TIMBER By Marcella Remund We dominoed four Ponderosas down the west slope of Inktop just before the sky broke open, hard rain like icy knife blades. Darrin bought me coffee and a grilled cheese at Everett’s to wait it out. Then the hail, deluge of golf balls pock-marking my pickup again, stripping paint. I wait for a break, jump the back stairs by two’s and three’s, up to my place. Clinking dishes and Jack yelling in the café below blend with driving rain in an off-key bell choir. Inside, Zombie snakes and curls around my leg, her hoarse meow and flicking tail my signal to dump the last of the tuna on a chipped saucer. Rain tomorrow will mean white bread soaked in milk this week. I turn on the TV, then fall on the bed still soaked and shedding sawdust. Zombie curls twice in my armpit, snores or wheezes, I can’t tell which. In half-sleep, I hear my father’s voice, You’re Hill City trash, boy. You’ll never go anywhere. Though it’s only a memory, it’s louder than his calls I stopped taking, louder than my mother begging in her letters. Louder than a felled pine breaking over a boulder. Watch me, I answer out loud. You just watch.

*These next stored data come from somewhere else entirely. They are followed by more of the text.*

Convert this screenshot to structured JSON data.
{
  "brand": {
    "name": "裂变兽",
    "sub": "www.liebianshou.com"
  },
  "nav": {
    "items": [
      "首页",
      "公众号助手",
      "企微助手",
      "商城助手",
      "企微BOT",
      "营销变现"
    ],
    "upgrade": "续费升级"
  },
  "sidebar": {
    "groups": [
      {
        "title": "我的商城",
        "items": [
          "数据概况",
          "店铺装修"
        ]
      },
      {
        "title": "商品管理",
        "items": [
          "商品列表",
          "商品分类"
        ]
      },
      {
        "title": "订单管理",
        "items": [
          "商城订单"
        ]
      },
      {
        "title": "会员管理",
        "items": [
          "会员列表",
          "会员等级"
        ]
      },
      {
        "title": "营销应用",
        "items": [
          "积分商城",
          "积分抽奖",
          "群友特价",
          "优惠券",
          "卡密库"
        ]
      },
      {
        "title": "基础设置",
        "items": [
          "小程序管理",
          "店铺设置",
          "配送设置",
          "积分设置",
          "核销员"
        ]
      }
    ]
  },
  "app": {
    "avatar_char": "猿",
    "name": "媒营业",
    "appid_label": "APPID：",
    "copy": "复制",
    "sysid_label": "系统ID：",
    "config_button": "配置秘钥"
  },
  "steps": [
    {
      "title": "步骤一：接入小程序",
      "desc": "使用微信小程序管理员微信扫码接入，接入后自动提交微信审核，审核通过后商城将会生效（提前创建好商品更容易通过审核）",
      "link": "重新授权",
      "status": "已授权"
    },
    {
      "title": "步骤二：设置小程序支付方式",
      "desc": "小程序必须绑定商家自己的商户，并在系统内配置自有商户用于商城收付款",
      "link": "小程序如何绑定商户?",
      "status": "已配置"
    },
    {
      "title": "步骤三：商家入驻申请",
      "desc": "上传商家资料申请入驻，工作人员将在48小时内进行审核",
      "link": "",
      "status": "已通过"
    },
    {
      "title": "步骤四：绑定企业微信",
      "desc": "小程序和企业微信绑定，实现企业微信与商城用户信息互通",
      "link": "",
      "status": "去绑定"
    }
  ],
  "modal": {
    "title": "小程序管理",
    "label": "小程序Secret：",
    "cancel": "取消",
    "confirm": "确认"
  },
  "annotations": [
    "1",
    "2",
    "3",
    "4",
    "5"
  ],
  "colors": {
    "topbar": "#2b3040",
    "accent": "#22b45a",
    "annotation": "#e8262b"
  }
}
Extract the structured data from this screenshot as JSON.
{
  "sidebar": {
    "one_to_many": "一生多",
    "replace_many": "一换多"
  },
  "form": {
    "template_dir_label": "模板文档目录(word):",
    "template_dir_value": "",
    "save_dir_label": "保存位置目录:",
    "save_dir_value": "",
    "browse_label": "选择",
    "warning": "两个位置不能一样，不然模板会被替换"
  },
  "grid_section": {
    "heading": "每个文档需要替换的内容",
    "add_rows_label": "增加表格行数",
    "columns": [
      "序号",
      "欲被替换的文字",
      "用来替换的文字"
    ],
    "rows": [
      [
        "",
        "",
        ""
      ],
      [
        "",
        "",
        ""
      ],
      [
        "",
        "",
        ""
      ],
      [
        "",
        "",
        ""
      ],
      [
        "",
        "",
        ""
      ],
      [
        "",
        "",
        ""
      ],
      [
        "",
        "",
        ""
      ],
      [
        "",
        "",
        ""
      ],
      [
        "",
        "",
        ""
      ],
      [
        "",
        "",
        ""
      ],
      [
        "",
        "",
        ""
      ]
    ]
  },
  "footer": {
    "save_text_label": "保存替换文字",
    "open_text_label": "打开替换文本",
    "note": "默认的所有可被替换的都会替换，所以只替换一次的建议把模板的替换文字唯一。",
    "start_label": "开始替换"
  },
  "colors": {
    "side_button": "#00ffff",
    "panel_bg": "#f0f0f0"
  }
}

When this rain lets up, you watch me climb.
Liturgy of the Hours By Ruth Harper During the pandemic, I had discipline. Fearful of unraveling mentally, physically, emotionally, I sought structure, following the order of the day like a convent nun. Lauds marked first awareness of dawn. Prime meant the sacrament of morning coffee: rebirth, rededication. Terce became time for a Psalm, meditation, and a modest pilgrimage through the neighborhood. At Sext I broke bread—no holy wafer— toast with peanut butter and an apple. None was observed with deep breathing (that sometimes became sleep). Vespers placed the longed-for chalice of wine into my hand. Compline brought reflection, recommitment to intentions. Matins, the hour of mystery: whose voice did I hear whispering your prayers will save you? Freed from lockdown, I flounder. No need for strict routine, I drift. I sit too much. I ruminate. My rosary of blessings has become a chain of worry beads. Though we are told the pandemic is over, I feel unsafe, uneasy, lied to. I know what to do. But now I resist, an unhappy postulant wary of routine. The hours still come and go. But I have wandered from the cloister and no longer hear the calls to prayer.